Mark Driscoll has been quite influential in recent years. And anyone who is influential is controversial. Reading one of his books today, I came across his chapter, “eat, drink, and be a merry missionary.” After illustrating his own difficulty with this concept, he explains quite clearly what he is advocating.

“I am advocating not sin but freedom. That freedom is denied by many traditions and theological systems because they fear that some people will use their freedom to sin against Christ. But rules, regulations, and the pursuit of outward morality are ultimately incapable of preventing sin. They can only, at best, rearrange the flesh and get people to stop drinking, smoking, and having sex, only to start being proud of their morality. Jesus’ love for us and our love for him are, frankly, the only tethers that will keep us from abusing our freedom, yet they will enable us to venture as far into the culture and into relationships with lost people as Jesus did, because we go with him.

“So reformission requires that God’s people understand their mission with razor-sharp clarity. The mission is to be close to Jesus. This transforms our hearts to love what he loves, hate what he hates, and to pursue relationships with lost people in hopes of connecting with them and, subsequently, connecting them with him. This actually protects us from sin, because the way to avoid sin is not to avoid sinners but to stick close to Jesus” (Mark Driscoll in The Radical Reformission, p. 40).

Doing this kind of thing requires a closeness with Christ that many  Christians never bother to cultivate.

I think he’s right.

The kind of Christians we Need…

A woman who had recently become a Christian wrote this to her friend:

You know when we met; I began to discover a new vulnerability, a warmth, and a lack of pretense that impressed me. I saw in you a thriving spirit – no signs of internal stagnation anywhere. I could tell you were a growing person and I liked that. I saw you had strong self-esteem, not based on the fluff of self-help books, but on something a whole lot deeper. I saw that you lived by convictions and priorities and not just by convenience, selfish pleasure, and financial gain. And I had never met anyone like that before.

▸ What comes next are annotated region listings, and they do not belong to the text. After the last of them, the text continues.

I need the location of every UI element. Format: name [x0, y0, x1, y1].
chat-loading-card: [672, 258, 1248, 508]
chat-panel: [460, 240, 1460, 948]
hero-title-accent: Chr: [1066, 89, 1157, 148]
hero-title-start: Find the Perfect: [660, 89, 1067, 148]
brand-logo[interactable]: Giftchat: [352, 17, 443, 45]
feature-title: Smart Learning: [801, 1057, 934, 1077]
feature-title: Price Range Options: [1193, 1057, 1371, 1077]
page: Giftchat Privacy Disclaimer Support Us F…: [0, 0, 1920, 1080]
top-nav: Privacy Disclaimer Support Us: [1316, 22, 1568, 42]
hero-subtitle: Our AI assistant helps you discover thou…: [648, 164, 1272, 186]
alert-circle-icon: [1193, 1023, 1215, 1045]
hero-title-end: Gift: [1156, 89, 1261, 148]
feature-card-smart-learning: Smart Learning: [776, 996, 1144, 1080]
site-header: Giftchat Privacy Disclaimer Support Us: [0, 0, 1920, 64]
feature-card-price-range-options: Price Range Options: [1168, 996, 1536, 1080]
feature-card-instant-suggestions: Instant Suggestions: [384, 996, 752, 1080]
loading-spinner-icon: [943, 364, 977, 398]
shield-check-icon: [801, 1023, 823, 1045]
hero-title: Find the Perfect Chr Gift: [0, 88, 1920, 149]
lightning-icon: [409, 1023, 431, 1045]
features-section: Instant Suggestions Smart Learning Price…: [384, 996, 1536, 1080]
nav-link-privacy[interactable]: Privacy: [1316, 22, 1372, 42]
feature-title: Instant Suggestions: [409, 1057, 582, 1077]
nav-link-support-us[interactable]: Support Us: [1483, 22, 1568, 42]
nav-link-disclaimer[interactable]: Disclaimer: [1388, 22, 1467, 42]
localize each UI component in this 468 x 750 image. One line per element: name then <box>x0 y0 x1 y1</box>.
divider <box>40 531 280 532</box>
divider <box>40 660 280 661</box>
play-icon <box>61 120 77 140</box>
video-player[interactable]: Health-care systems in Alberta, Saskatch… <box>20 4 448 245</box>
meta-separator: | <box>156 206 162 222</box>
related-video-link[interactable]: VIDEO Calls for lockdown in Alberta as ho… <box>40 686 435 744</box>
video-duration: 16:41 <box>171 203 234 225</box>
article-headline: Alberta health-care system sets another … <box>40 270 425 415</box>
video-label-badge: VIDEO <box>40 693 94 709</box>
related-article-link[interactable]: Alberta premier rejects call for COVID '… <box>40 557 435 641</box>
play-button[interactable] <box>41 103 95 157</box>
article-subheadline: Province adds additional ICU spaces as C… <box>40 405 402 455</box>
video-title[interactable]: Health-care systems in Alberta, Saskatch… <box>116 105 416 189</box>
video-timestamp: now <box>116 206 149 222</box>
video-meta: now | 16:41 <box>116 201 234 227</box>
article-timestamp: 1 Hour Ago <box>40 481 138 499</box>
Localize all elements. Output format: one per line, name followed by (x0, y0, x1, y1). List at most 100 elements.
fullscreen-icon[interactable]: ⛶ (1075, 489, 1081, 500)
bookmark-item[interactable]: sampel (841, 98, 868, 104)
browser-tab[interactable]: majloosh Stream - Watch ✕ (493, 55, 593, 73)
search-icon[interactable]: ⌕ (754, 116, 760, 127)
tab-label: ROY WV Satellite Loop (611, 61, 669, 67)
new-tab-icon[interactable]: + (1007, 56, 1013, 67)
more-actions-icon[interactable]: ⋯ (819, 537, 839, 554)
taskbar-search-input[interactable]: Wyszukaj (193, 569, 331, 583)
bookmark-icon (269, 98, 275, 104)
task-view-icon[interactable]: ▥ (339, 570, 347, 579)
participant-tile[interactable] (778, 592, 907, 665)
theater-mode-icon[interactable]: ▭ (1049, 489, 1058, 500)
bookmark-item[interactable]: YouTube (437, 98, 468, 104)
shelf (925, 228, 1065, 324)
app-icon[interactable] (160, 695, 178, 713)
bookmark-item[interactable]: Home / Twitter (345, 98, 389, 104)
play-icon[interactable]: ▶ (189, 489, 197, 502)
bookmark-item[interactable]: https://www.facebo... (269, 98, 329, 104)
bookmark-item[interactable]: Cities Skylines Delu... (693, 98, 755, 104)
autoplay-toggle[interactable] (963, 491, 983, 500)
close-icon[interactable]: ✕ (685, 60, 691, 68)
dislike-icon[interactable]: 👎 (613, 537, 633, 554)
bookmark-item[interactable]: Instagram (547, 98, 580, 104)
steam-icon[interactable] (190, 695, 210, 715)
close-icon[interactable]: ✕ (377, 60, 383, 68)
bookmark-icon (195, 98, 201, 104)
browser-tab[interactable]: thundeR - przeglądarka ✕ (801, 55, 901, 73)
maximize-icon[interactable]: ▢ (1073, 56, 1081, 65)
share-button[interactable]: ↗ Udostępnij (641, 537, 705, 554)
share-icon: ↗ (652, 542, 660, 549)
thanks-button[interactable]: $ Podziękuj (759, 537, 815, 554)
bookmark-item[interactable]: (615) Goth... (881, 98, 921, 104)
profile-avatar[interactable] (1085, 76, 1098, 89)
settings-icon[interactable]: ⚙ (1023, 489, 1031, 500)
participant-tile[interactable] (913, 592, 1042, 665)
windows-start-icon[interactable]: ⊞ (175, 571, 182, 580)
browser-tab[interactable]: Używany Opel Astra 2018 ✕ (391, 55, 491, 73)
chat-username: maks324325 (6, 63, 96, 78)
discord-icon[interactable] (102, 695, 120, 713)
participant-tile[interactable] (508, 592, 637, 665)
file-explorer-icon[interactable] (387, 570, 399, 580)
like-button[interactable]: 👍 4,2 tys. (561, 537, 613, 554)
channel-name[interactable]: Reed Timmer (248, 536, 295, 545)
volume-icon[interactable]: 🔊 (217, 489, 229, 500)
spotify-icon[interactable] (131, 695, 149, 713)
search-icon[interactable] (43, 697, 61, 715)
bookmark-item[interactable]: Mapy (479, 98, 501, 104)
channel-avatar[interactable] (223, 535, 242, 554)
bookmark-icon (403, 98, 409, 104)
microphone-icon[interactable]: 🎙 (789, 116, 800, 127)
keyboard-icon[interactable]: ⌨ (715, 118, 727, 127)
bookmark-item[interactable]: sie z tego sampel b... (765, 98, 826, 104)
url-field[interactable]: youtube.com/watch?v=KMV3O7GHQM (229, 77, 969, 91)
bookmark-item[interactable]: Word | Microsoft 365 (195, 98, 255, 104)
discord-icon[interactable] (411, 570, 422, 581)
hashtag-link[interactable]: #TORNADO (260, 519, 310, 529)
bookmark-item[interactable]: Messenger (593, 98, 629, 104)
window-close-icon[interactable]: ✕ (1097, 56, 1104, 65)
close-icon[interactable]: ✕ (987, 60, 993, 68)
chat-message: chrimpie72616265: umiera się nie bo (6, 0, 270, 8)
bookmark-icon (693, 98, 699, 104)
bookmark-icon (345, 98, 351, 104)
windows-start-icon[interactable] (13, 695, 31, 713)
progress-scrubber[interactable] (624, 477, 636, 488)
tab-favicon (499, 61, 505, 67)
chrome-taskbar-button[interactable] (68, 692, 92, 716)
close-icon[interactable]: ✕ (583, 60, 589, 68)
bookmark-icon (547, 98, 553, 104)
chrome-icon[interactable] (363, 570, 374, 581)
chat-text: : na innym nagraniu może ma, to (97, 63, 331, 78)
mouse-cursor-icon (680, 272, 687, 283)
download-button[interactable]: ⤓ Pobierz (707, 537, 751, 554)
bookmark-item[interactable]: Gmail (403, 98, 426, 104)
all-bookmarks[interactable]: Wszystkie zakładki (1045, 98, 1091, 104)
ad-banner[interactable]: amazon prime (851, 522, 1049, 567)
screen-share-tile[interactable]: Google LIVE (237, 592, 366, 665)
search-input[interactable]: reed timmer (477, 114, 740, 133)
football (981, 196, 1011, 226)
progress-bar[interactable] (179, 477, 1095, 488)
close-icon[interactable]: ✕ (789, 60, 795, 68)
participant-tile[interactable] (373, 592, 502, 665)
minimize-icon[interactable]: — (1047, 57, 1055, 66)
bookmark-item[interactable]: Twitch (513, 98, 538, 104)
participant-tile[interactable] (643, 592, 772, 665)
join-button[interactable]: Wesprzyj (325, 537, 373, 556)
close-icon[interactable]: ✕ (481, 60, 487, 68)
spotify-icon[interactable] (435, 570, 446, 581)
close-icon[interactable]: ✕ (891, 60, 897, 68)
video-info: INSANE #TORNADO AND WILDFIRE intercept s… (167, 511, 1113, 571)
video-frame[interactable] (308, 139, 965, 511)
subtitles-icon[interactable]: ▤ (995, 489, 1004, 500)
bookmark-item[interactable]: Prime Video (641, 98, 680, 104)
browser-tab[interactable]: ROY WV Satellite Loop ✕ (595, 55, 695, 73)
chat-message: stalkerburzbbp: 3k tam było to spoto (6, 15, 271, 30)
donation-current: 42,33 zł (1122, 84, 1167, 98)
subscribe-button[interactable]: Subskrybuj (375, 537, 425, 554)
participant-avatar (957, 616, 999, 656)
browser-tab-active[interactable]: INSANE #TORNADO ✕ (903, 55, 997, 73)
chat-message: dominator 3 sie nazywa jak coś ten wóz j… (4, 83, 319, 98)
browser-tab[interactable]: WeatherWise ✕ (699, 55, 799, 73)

I felt a depth of love and concern as you listened to me and didn’t judge me. You tried to understand me, you sympathized and you celebrated with me, you demonstrated kindness and generosity – and not just to me, but to other people, as well.

And you stood for something. You were willing to go against the grain of society and follow what you believed to be true, no matter what people said, and no matter how much it cost you. And for those reasons and a whole host of others, I found myself really wanting what you had. Now that I’ve become a Christian, I wanted to write to tell you I’m grateful beyond words for how you lived out your Christian life in front of me. ~From Bill Hybels, Becoming a Contagious Christian, p. 56.

Wow — that should motivate us to a high level of authenticity in our lives, shouldn’t it?